Transnet and Petredec unveil initiative to 'revolutionise' LPG distribution | City Press

Transnet and Petredec unveil initiative to 'revolutionise' LPG distribution | City Press



This hub will serve as a staging post for the country’s economic hub and the broader Southern African Development Community (SADC) region.

BUSINESS


On Wednesday, Transnet announced a “groundbreaking rail freight solution” poised to revolutionise the distribution of liquefied petroleum gas (LPG) across the country. 

The initiative, launched in partnership with Singapore-based Petredec, marks a significant investment in the country’s energy infrastructure, catering to the rising demand for cleaner energy sources.

The project features a dedicated LPG train system, an intermodal hub and a storage facility located at Sentrarand in Gauteng. This hub will serve as a staging post for the country’s economic hub and the broader Southern African Development Community region. 

READ: ‘We need a lot of help’: Transnet unlikely to rail 200 million tonnes this year, but it will try

The facility will receive bulk LPG via rail from the Richards Bay LPG terminal in KwaZulu-Natal, developed in collaboration with Bidvest Tank Terminals in 2020.

Petredec, a company specialising in LPG distribution, will introduce South Africa’s first scheduled LPG train service. Each train, consisting of 75 wagons, will be capable of transporting over 2 500 tons of LPG, initially operating up to three times per week. 

This new logistics system is expected to significantly enhance the efficiency, cost-effectiveness and environmental sustainability of LPG distribution across the country.

Petredec CEO Jonathan Fancher emphasised the importance of the partnership with Transnet, stating:

This strategic collaboration marks a pivotal step in improving LPG accessibility in South Africa.

“Our investment underscores our commitment to developing essential LPG infrastructure and optimising logistical solutions to make LPG more affordable for end-users.
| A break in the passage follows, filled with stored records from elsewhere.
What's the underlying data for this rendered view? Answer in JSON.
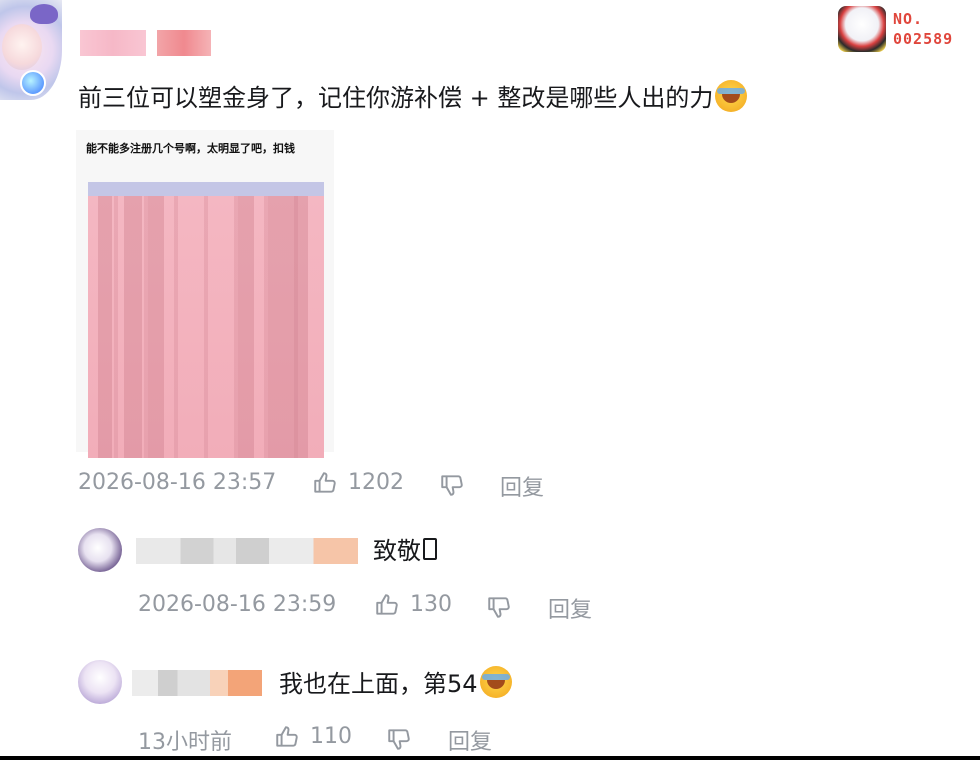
{
  "comment": {
    "sticker": {
      "no_label": "NO.",
      "no_value": "002589"
    },
    "text": "前三位可以塑金身了，记住你游补偿 + 整改是哪些人出的力",
    "attachment_caption": "能不能多注册几个号啊，太明显了吧，扣钱",
    "timestamp": "2026-08-16 23:57",
    "likes": "1202",
    "reply_label": "回复"
  },
  "replies": [
    {
      "text": "致敬",
      "timestamp": "2026-08-16 23:59",
      "likes": "130",
      "reply_label": "回复"
    },
    {
      "text": "我也在上面，第54",
      "timestamp": "13小时前",
      "likes": "110",
      "reply_label": "回复"
    }
  ],
  "icons": {
    "like": "thumb-up-icon",
    "dislike": "thumb-down-icon",
    "emoji": "laugh-cry-emoji-icon"
  },
  "colors": {
    "meta_text": "#9499a0",
    "main_text": "#18191c",
    "sticker_red": "#e0463c"
  }
}
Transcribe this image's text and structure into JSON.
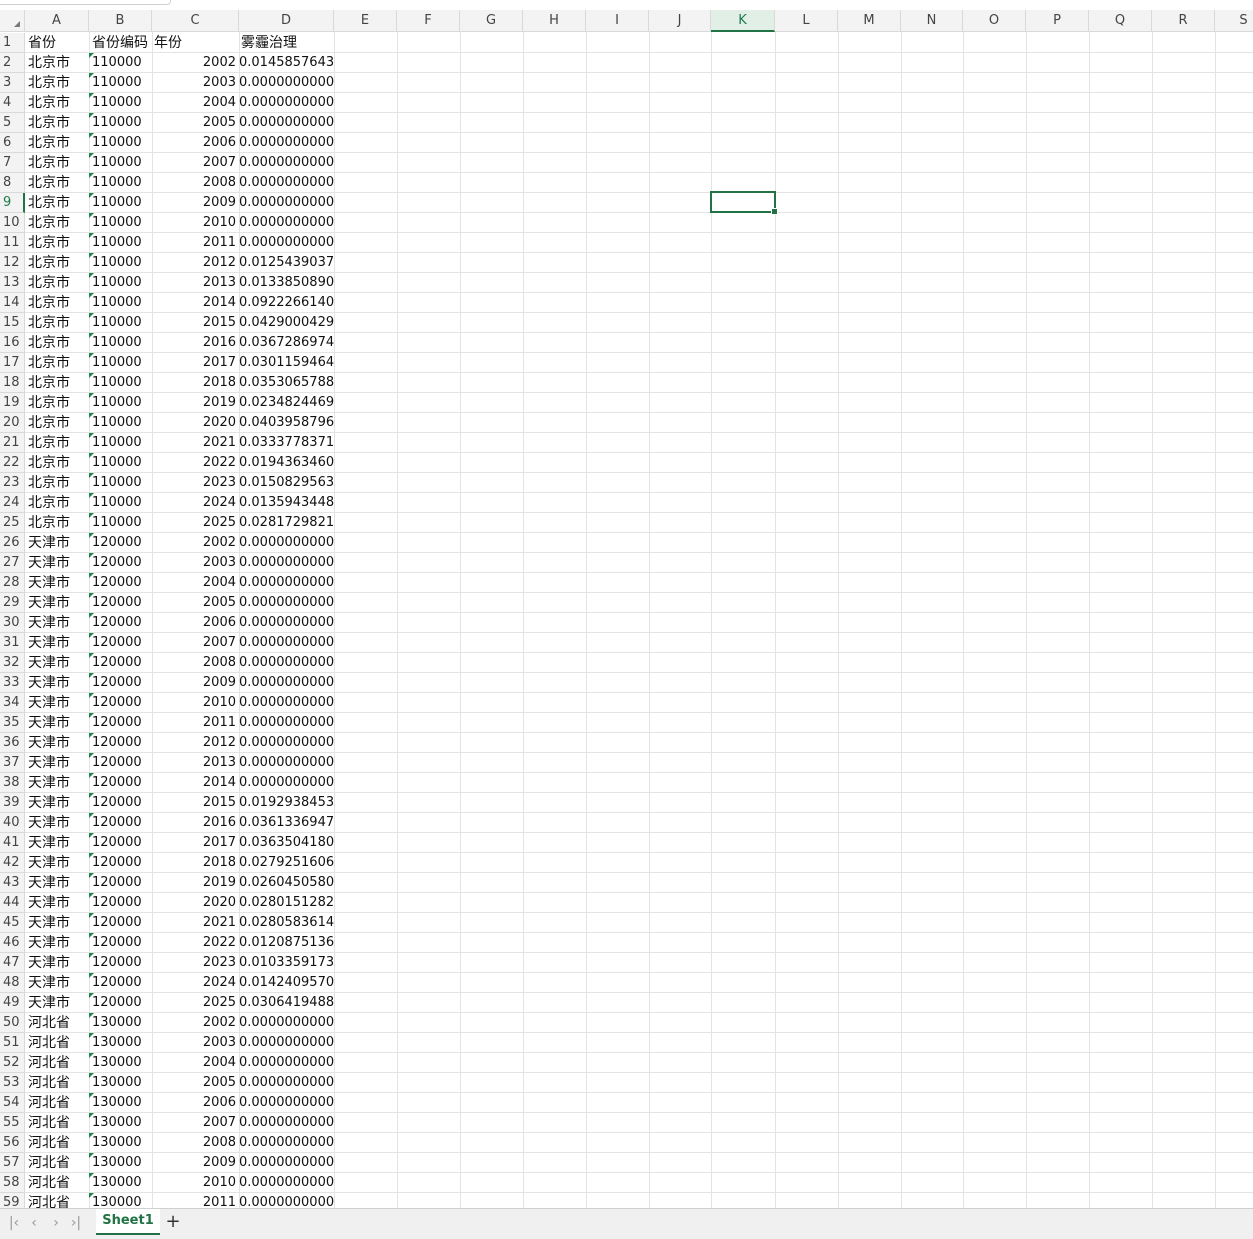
{
  "columns": [
    "A",
    "B",
    "C",
    "D",
    "E",
    "F",
    "G",
    "H",
    "I",
    "J",
    "K",
    "L",
    "M",
    "N",
    "O",
    "P",
    "Q",
    "R",
    "S"
  ],
  "selected_column": "K",
  "selected_row": 9,
  "header_row": {
    "a": "省份",
    "b": "省份编码",
    "c": "年份",
    "d": "雾霾治理"
  },
  "rows": [
    {
      "n": "2",
      "a": "北京市",
      "b": "110000",
      "c": "2002",
      "d": "0.0145857643"
    },
    {
      "n": "3",
      "a": "北京市",
      "b": "110000",
      "c": "2003",
      "d": "0.0000000000"
    },
    {
      "n": "4",
      "a": "北京市",
      "b": "110000",
      "c": "2004",
      "d": "0.0000000000"
    },
    {
      "n": "5",
      "a": "北京市",
      "b": "110000",
      "c": "2005",
      "d": "0.0000000000"
    },
    {
      "n": "6",
      "a": "北京市",
      "b": "110000",
      "c": "2006",
      "d": "0.0000000000"
    },
    {
      "n": "7",
      "a": "北京市",
      "b": "110000",
      "c": "2007",
      "d": "0.0000000000"
    },
    {
      "n": "8",
      "a": "北京市",
      "b": "110000",
      "c": "2008",
      "d": "0.0000000000"
    },
    {
      "n": "9",
      "a": "北京市",
      "b": "110000",
      "c": "2009",
      "d": "0.0000000000"
    },
    {
      "n": "10",
      "a": "北京市",
      "b": "110000",
      "c": "2010",
      "d": "0.0000000000"
    },
    {
      "n": "11",
      "a": "北京市",
      "b": "110000",
      "c": "2011",
      "d": "0.0000000000"
    },
    {
      "n": "12",
      "a": "北京市",
      "b": "110000",
      "c": "2012",
      "d": "0.0125439037"
    },
    {
      "n": "13",
      "a": "北京市",
      "b": "110000",
      "c": "2013",
      "d": "0.0133850890"
    },
    {
      "n": "14",
      "a": "北京市",
      "b": "110000",
      "c": "2014",
      "d": "0.0922266140"
    },
    {
      "n": "15",
      "a": "北京市",
      "b": "110000",
      "c": "2015",
      "d": "0.0429000429"
    },
    {
      "n": "16",
      "a": "北京市",
      "b": "110000",
      "c": "2016",
      "d": "0.0367286974"
    },
    {
      "n": "17",
      "a": "北京市",
      "b": "110000",
      "c": "2017",
      "d": "0.0301159464"
    },
    {
      "n": "18",
      "a": "北京市",
      "b": "110000",
      "c": "2018",
      "d": "0.0353065788"
    },
    {
      "n": "19",
      "a": "北京市",
      "b": "110000",
      "c": "2019",
      "d": "0.0234824469"
    },
    {
      "n": "20",
      "a": "北京市",
      "b": "110000",
      "c": "2020",
      "d": "0.0403958796"
    },
    {
      "n": "21",
      "a": "北京市",
      "b": "110000",
      "c": "2021",
      "d": "0.0333778371"
    },
    {
      "n": "22",
      "a": "北京市",
      "b": "110000",
      "c": "2022",
      "d": "0.0194363460"
    },
    {
      "n": "23",
      "a": "北京市",
      "b": "110000",
      "c": "2023",
      "d": "0.0150829563"
    },
    {
      "n": "24",
      "a": "北京市",
      "b": "110000",
      "c": "2024",
      "d": "0.0135943448"
    },
    {
      "n": "25",
      "a": "北京市",
      "b": "110000",
      "c": "2025",
      "d": "0.0281729821"
    },
    {
      "n": "26",
      "a": "天津市",
      "b": "120000",
      "c": "2002",
      "d": "0.0000000000"
    },
    {
      "n": "27",
      "a": "天津市",
      "b": "120000",
      "c": "2003",
      "d": "0.0000000000"
    },
    {
      "n": "28",
      "a": "天津市",
      "b": "120000",
      "c": "2004",
      "d": "0.0000000000"
    },
    {
      "n": "29",
      "a": "天津市",
      "b": "120000",
      "c": "2005",
      "d": "0.0000000000"
    },
    {
      "n": "30",
      "a": "天津市",
      "b": "120000",
      "c": "2006",
      "d": "0.0000000000"
    },
    {
      "n": "31",
      "a": "天津市",
      "b": "120000",
      "c": "2007",
      "d": "0.0000000000"
    },
    {
      "n": "32",
      "a": "天津市",
      "b": "120000",
      "c": "2008",
      "d": "0.0000000000"
    },
    {
      "n": "33",
      "a": "天津市",
      "b": "120000",
      "c": "2009",
      "d": "0.0000000000"
    },
    {
      "n": "34",
      "a": "天津市",
      "b": "120000",
      "c": "2010",
      "d": "0.0000000000"
    },
    {
      "n": "35",
      "a": "天津市",
      "b": "120000",
      "c": "2011",
      "d": "0.0000000000"
    },
    {
      "n": "36",
      "a": "天津市",
      "b": "120000",
      "c": "2012",
      "d": "0.0000000000"
    },
    {
      "n": "37",
      "a": "天津市",
      "b": "120000",
      "c": "2013",
      "d": "0.0000000000"
    },
    {
      "n": "38",
      "a": "天津市",
      "b": "120000",
      "c": "2014",
      "d": "0.0000000000"
    },
    {
      "n": "39",
      "a": "天津市",
      "b": "120000",
      "c": "2015",
      "d": "0.0192938453"
    },
    {
      "n": "40",
      "a": "天津市",
      "b": "120000",
      "c": "2016",
      "d": "0.0361336947"
    },
    {
      "n": "41",
      "a": "天津市",
      "b": "120000",
      "c": "2017",
      "d": "0.0363504180"
    },
    {
      "n": "42",
      "a": "天津市",
      "b": "120000",
      "c": "2018",
      "d": "0.0279251606"
    },
    {
      "n": "43",
      "a": "天津市",
      "b": "120000",
      "c": "2019",
      "d": "0.0260450580"
    },
    {
      "n": "44",
      "a": "天津市",
      "b": "120000",
      "c": "2020",
      "d": "0.0280151282"
    },
    {
      "n": "45",
      "a": "天津市",
      "b": "120000",
      "c": "2021",
      "d": "0.0280583614"
    },
    {
      "n": "46",
      "a": "天津市",
      "b": "120000",
      "c": "2022",
      "d": "0.0120875136"
    },
    {
      "n": "47",
      "a": "天津市",
      "b": "120000",
      "c": "2023",
      "d": "0.0103359173"
    },
    {
      "n": "48",
      "a": "天津市",
      "b": "120000",
      "c": "2024",
      "d": "0.0142409570"
    },
    {
      "n": "49",
      "a": "天津市",
      "b": "120000",
      "c": "2025",
      "d": "0.0306419488"
    },
    {
      "n": "50",
      "a": "河北省",
      "b": "130000",
      "c": "2002",
      "d": "0.0000000000"
    },
    {
      "n": "51",
      "a": "河北省",
      "b": "130000",
      "c": "2003",
      "d": "0.0000000000"
    },
    {
      "n": "52",
      "a": "河北省",
      "b": "130000",
      "c": "2004",
      "d": "0.0000000000"
    },
    {
      "n": "53",
      "a": "河北省",
      "b": "130000",
      "c": "2005",
      "d": "0.0000000000"
    },
    {
      "n": "54",
      "a": "河北省",
      "b": "130000",
      "c": "2006",
      "d": "0.0000000000"
    },
    {
      "n": "55",
      "a": "河北省",
      "b": "130000",
      "c": "2007",
      "d": "0.0000000000"
    },
    {
      "n": "56",
      "a": "河北省",
      "b": "130000",
      "c": "2008",
      "d": "0.0000000000"
    },
    {
      "n": "57",
      "a": "河北省",
      "b": "130000",
      "c": "2009",
      "d": "0.0000000000"
    },
    {
      "n": "58",
      "a": "河北省",
      "b": "130000",
      "c": "2010",
      "d": "0.0000000000"
    },
    {
      "n": "59",
      "a": "河北省",
      "b": "130000",
      "c": "2011",
      "d": "0.0000000000"
    }
  ],
  "sheet_tabs": [
    "Sheet1"
  ],
  "add_sheet_label": "+",
  "nav_icons": [
    "first-sheet-icon",
    "prev-sheet-icon",
    "next-sheet-icon",
    "last-sheet-icon"
  ],
  "colors": {
    "accent": "#217346",
    "error_indicator": "#1e8449"
  }
}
Our goal is to make clean cooking solutions, like LPG, more accessible to those who need them, contributing to a broader vision of improved energy security, public health, energy affordability and environmental conservation in South Africa and beyond,” Fancher said.

READ: Bidvest upbeat about eventual SA logistics fix – but its investments are tilted overseas

Transnet group chief executive Michelle Phillips hailed the project as a major milestone for the country’s energy sector. “The Sentrarand LPG hub and rail freight solution represent critical infrastructure that will bolster South Africa’s long-term energy security and developmental goals.”

She remarked:

This project enables bulk LPG distribution on an unprecedented scale in Africa.

In a related development, Transnet recently signed a loan agreement with the New Development Bank, aimed at enhancing the efficiency and capacity of South Africa’s freight rail system. 

Earlier this week, the state-owned entity reported a loss of over R7 billion for the current financial year, an increase of approximately R2 billion from the previous year. 

READ: Transnet’s loss worsens to over R7bn after hit from battle with Sasol and TotalEnergies

The African Rail Industry Association’s Mesela Nhlapo noted that, while the financial results reflect ongoing recovery efforts, increased revenue and operating expenses highlight the necessity of continued investment to stabilise Transnet’s operations.